KA: Big corporations are not keen on philanthropy just for its sake, or so I am told. How would you convince companies to invest in your project/vision?
I haven’t reached out to big corporations for funding. We have done several events in order to fundraise and that is how we have been operating so far.
KA: How many projects have you started/ accomplished thus far?
We have started and finished four libraries. They are located in Ghana, Kenya, Uganda and Zimbabwe. We are in the process of starting another one this year, but we don’t know where exactly yet. We highly depend on our project managers for location. When we find the person willing to help us in the process we go for it. We have realized also that the best local partners for us are the schools in rural areas.
KA: How do you measure the impact of your work?
We know that for the children, books are a source of inspiration and they are enjoying the process of being able to have access to books in their communities. Partnering with schools give us the feedback we need to measure the impact of our work.
KA: You seem to be passionate about getting Africans to read; what feeds this passion, and how important really, is reading in the larger scheme of things?
I am passionate about reading because I am a living proof of how reading can shape your future and open your mind to opportunities. Without this connection to books, I won’t have been able to have connected with my roots. I have witnessed how a book can change people lives and why not share this gift with others?
KA: What are the short and long-term goals of your organisation? Are there plans to expand into other countries?

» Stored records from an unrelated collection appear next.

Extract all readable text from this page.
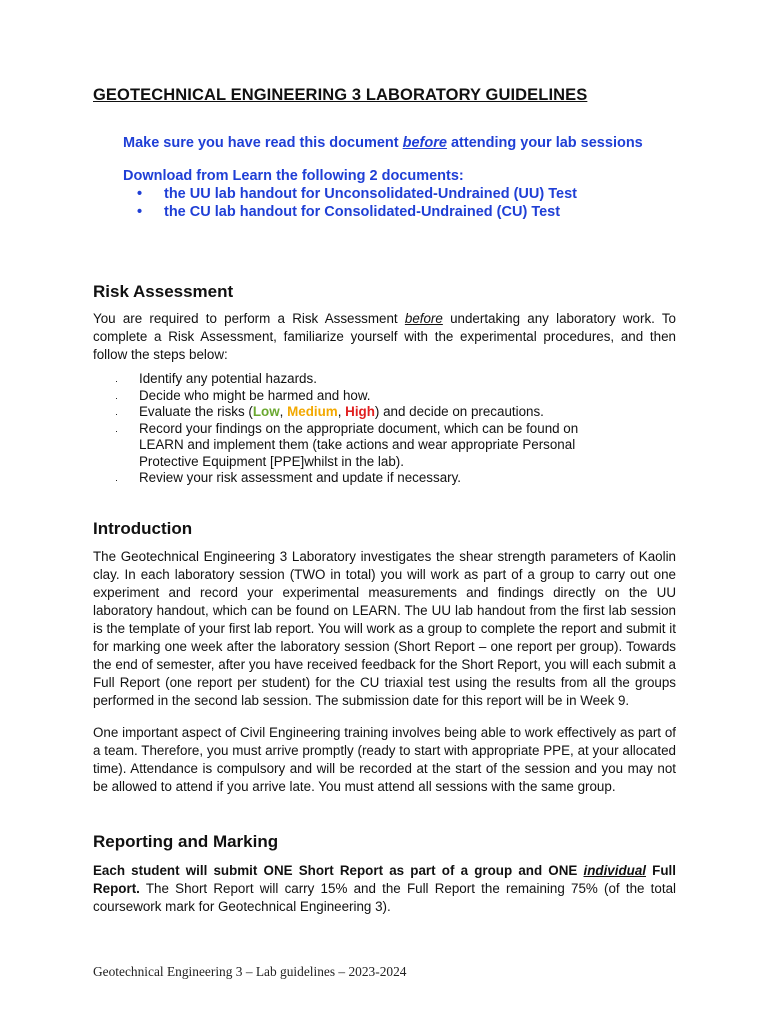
GEOTECHNICAL ENGINEERING 3 LABORATORY GUIDELINES

Make sure you have read this document before attending your lab sessions

Download from Learn the following 2 documents:

• the UU lab handout for Unconsolidated-Undrained (UU) Test
• the CU lab handout for Consolidated-Undrained (CU) Test
Risk Assessment

You are required to perform a Risk Assessment before undertaking any laboratory work. To complete a Risk Assessment, familiarize yourself with the experimental procedures, and then follow the steps below:

․ Identify any potential hazards.
․ Decide who might be harmed and how.
․ Evaluate the risks (Low, Medium, High) and decide on precautions.
․ Record your findings on the appropriate document, which can be found on LEARN and implement them (take actions and wear appropriate Personal Protective Equipment [PPE]whilst in the lab).
․ Review your risk assessment and update if necessary.
Introduction

The Geotechnical Engineering 3 Laboratory investigates the shear strength parameters of Kaolin clay. In each laboratory session (TWO in total) you will work as part of a group to carry out one experiment and record your experimental measurements and findings directly on the UU laboratory handout, which can be found on LEARN. The UU lab handout from the first lab session is the template of your first lab report. You will work as a group to complete the report and submit it for marking one week after the laboratory session (Short Report – one report per group). Towards the end of semester, after you have received feedback for the Short Report, you will each submit a Full Report (one report per student) for the CU triaxial test using the results from all the groups performed in the second lab session. The submission date for this report will be in Week 9.

One important aspect of Civil Engineering training involves being able to work effectively as part of a team. Therefore, you must arrive promptly (ready to start with appropriate PPE, at your allocated time). Attendance is compulsory and will be recorded at the start of the session and you may not be allowed to attend if you arrive late. You must attend all sessions with the same group.

Reporting and Marking

Each student will submit ONE Short Report as part of a group and ONE individual Full Report. The Short Report will carry 15% and the Full Report the remaining 75% (of the total coursework mark for Geotechnical Engineering 3).

Geotechnical Engineering 3 – Lab guidelines – 2023-2024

Our short term goal is to build one more library in 2015 and long term goal is to be all around the continent and be able to create a publishing company for books in local languages.
KA: It seems as though there is a proliferation of NGO’s, humanitarian organizations, etc in African countries; what are your thoughts on consolidating these bodies for maximum reach and effectiveness?
At BBALP we love to cooperate with other organizations and join forces. We believe that to work at our maximum capacity it is better to work with other groups. We have been very successful in Kenya following this model and in Zimbabwe as well.
KA: I once heard a female life coach charge her listeners to start up Foundations; what advice would you proffer to young women seeking to establish Foundations?
I will tell them to go ahead and always look for the reasons why you should do the work you would like to do. Focus only on your goals, the challenges will be there but focus should be on the goals. To overcome the challenges you need to always look forward, where you want to be. If you start focusing on the problem,than your motivation falls.
KA: This begs the question though; must one have a Foundation to create impact?
No, not at all. Everyone can create an impact if it is your personal goal to be a catalyst to change. You can do it in many different ways. There are so many remarkable people doing amazing work outside of foundations! It is a personal choice to impact society.
KA: What part does social media play in ensuring the mandate of your organization is carried out?
Social media is the key for us, and a lot of volunteers reach out to us through social media. Our project has caught the attention of the public as well. Social media has been the door opener for us.
KA: Kindly inspire an African in one sentence.
”Our future development and financial freedom relies in the arms of education.” I am a total ‘afro-optimist’.